Single page Print

Memory subsystem performance
Since we have a new chip architecture and a new memory type on the bench, let's take a look at some directed memory tests before moving on to real-world applications.

The fancy plot above mainly looks at cache bandwidth. This test is multithreaded, so the numbers you see show the combined bandwidth from all of the L1 and L2 caches on each CPU.

The most notable result above involves the comparison between the, uh, sky-blue Skylake 6700K line and the yellow Haswell 4790K one. At the 256KB to 1MB block sizes, where we're accessing the four 256KB L2 caches in these chips, Skylake achieves substantially higher transfer rates at the same basic clock frequency as Haswell.

Oh, and get used to the Core i7-5960X taking the top spot in almost every benchmark. That CPU has eight cores, 16 threads, quad channels of DDR4, and a 20MB L3 cache. It also costs a grand. The 5960X is not in the same class as the rest of these chips. It's just here for reference.

Now let's zoom in on a portion of the graph above.

My main motivation for including this strange plot is to get you to consider the 64MB test block size. There, the purple line for the 5775C indicates higher bandwidth than any other CPU tested; the 5775C's bandwidth at this block size is roughly double the 6700K's. This data point is one spot where we can see the impact of the 5775C's 128MB L4 cache. Ooh, ahh.

Interesting. You can see the impact of the 6700K's higher-bandwidth DDR4 memory easily in Stream. That wasn't the case with Haswell-E compared to Ivy-E. My suspicion is that Skylake may be more aggressive about speculatively pre-fetching data into its caches than prior architectures. That would explain its ability to take immediate advantage of DDR4's additional bandwidth.

Looks to me like the Broadwell 5775C's large L4 cache is a boon in AIDA's memory copy test. The 5775C doesn't look like anything special in isolated read or write tests, but when asked to do both, having that big cache on hand appears to help.

Next up, let's look at access latencies.

SiSoft has a nice write-up of this latency testing tool, for those who are interested. We used the "in-page random" access pattern to reduce the impact of pre-fetchers on our measurements. This test isn't multithreaded, so it's a little easier to track which cache is being measured. If the block size is 32KB, you're in the L1 cache. If it's 64KB, you're into the L2, and so on.

Despite the higher transfer rates of Skylake's L2 cache, its access latencies have barely risen. L2 accesses on the Haswell 4790K take 11 cycles using this tool, and they take 12 cycles on the Skylake 6700K.

The move to DDR4 at 2133 MT/s carries only a slight penalty for the 6700K—it's four nanoseconds slower than the 4790K with DDR3. That's not bad at all, and I suspect that penalty could evaporate pretty quickly as DDR4 clock speeds ramp up.

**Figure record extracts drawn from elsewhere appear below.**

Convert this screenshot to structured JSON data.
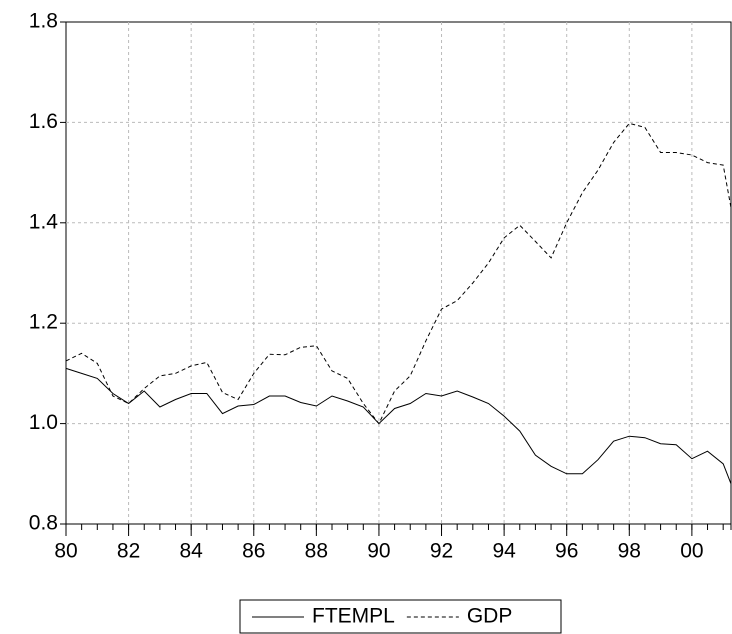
{
  "chart_data": {
    "type": "line",
    "x": [
      1980,
      1980.5,
      1981,
      1981.5,
      1982,
      1982.5,
      1983,
      1983.5,
      1984,
      1984.5,
      1985,
      1985.5,
      1986,
      1986.5,
      1987,
      1987.5,
      1988,
      1988.5,
      1989,
      1989.5,
      1990,
      1990.5,
      1991,
      1991.5,
      1992,
      1992.5,
      1993,
      1993.5,
      1994,
      1994.5,
      1995,
      1995.5,
      1996,
      1996.5,
      1997,
      1997.5,
      1998,
      1998.5,
      1999,
      1999.5,
      2000,
      2000.5,
      2001,
      2001.25
    ],
    "series": [
      {
        "name": "FTEMPL",
        "color": "#000000",
        "dash": "solid",
        "values": [
          1.11,
          1.1,
          1.09,
          1.06,
          1.04,
          1.065,
          1.033,
          1.048,
          1.06,
          1.06,
          1.02,
          1.035,
          1.038,
          1.055,
          1.055,
          1.042,
          1.035,
          1.055,
          1.045,
          1.033,
          1.0,
          1.03,
          1.04,
          1.06,
          1.055,
          1.065,
          1.053,
          1.04,
          1.015,
          0.985,
          0.937,
          0.915,
          0.9,
          0.9,
          0.928,
          0.965,
          0.975,
          0.972,
          0.96,
          0.958,
          0.93,
          0.945,
          0.92,
          0.88
        ]
      },
      {
        "name": "GDP",
        "color": "#000000",
        "dash": "dashed",
        "values": [
          1.125,
          1.14,
          1.12,
          1.055,
          1.04,
          1.07,
          1.095,
          1.1,
          1.115,
          1.122,
          1.062,
          1.048,
          1.1,
          1.138,
          1.137,
          1.152,
          1.155,
          1.105,
          1.09,
          1.04,
          1.0,
          1.065,
          1.095,
          1.165,
          1.228,
          1.245,
          1.28,
          1.32,
          1.37,
          1.395,
          1.363,
          1.33,
          1.4,
          1.46,
          1.505,
          1.56,
          1.598,
          1.59,
          1.54,
          1.54,
          1.535,
          1.52,
          1.515,
          1.43
        ]
      }
    ],
    "xlim": [
      1980,
      2001.25
    ],
    "xticks": [
      {
        "value": 1980,
        "label": "80"
      },
      {
        "value": 1982,
        "label": "82"
      },
      {
        "value": 1984,
        "label": "84"
      },
      {
        "value": 1986,
        "label": "86"
      },
      {
        "value": 1988,
        "label": "88"
      },
      {
        "value": 1990,
        "label": "90"
      },
      {
        "value": 1992,
        "label": "92"
      },
      {
        "value": 1994,
        "label": "94"
      },
      {
        "value": 1996,
        "label": "96"
      },
      {
        "value": 1998,
        "label": "98"
      },
      {
        "value": 2000,
        "label": "00"
      }
    ],
    "ylim": [
      0.8,
      1.8
    ],
    "yticks": [
      0.8,
      {
        "value": 1.0,
        "label": "1.0"
      },
      1.2,
      1.4,
      1.6,
      1.8
    ],
    "grid": true,
    "legend": "bottom"
  }
}
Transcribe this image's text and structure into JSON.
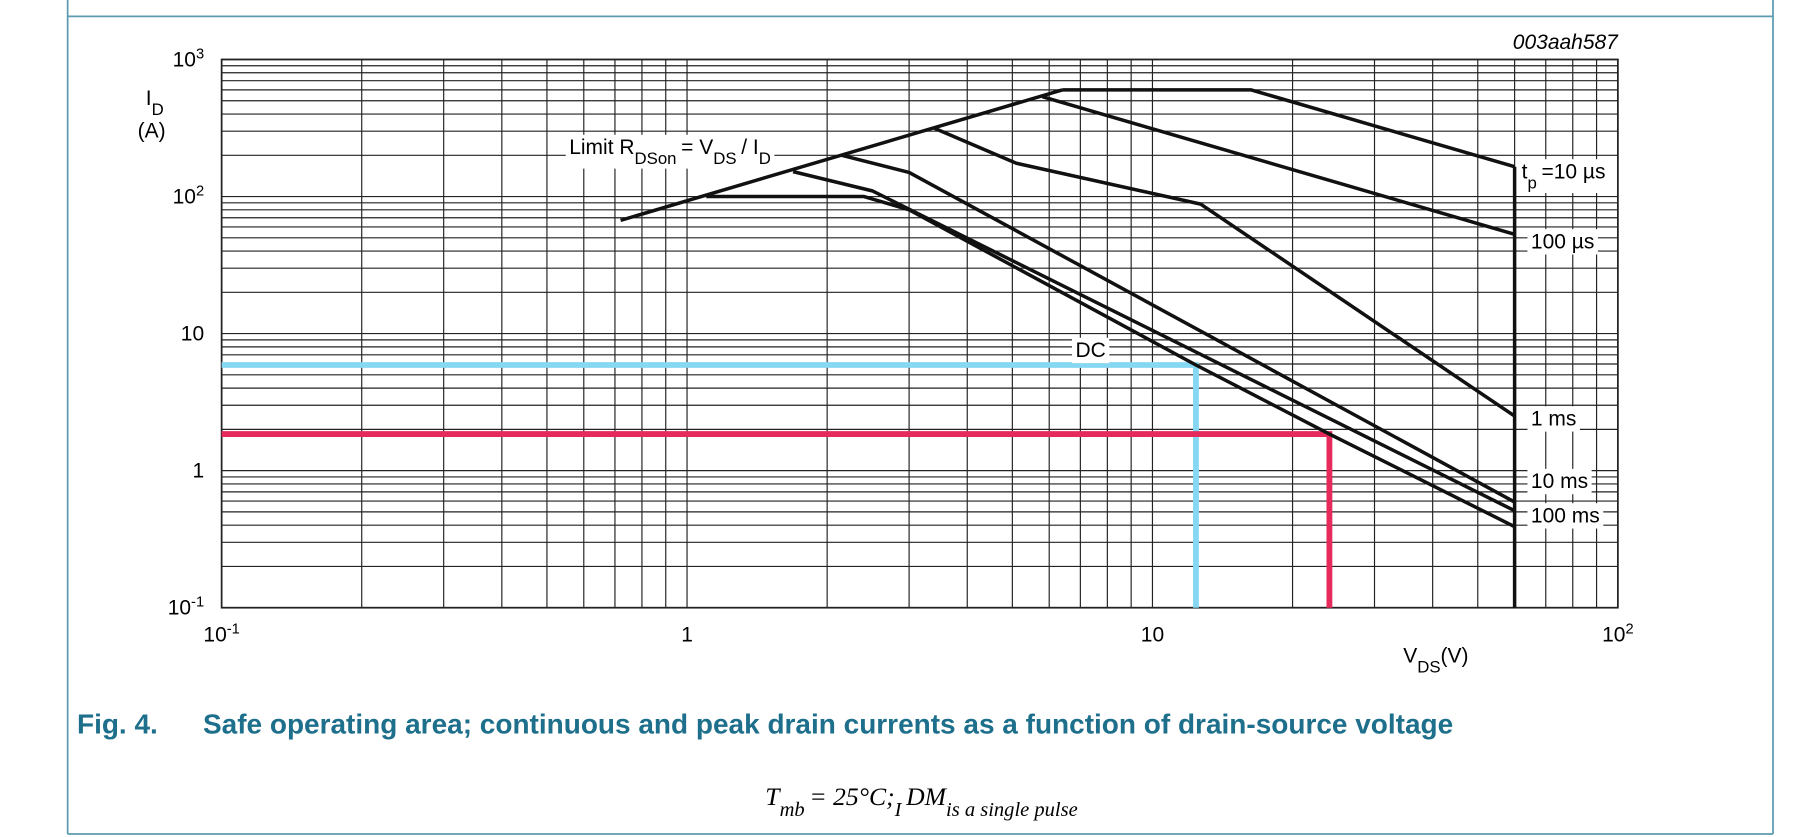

Some quick synthetic math tests
The folks at FinalWire have built some interesting micro-benchmarks into their AIDA64 system analysis software. They've tweaked several of these tests to make use of new instructions on the latest processors. Of the results shown below, PhotoWorxx uses AVX2 (and falls back to AVX on Ivy Bridge, et al.), CPU Hash uses AVX (and XOP on Bulldozer/Piledriver), and FPU Julia and Mandel use AVX2 with FMA.

These quick tests give us a nice starting sense of how the Skylake-based 6700K may compare to its 4790K predecessor. In Photoworxx, the 6700K manages a pretty dramatic gain over the 4790K. The 5775C even gets in on the action, with the Broadwell chip taking the third spot ahead. However, the 6700K's advantage over the 4790K grows slimmer as we move to different workloads. Skylake's improvements in per-clock performance can be substantial in the right circumstances, but not every application will benefit equally. Some may not benefit much at all.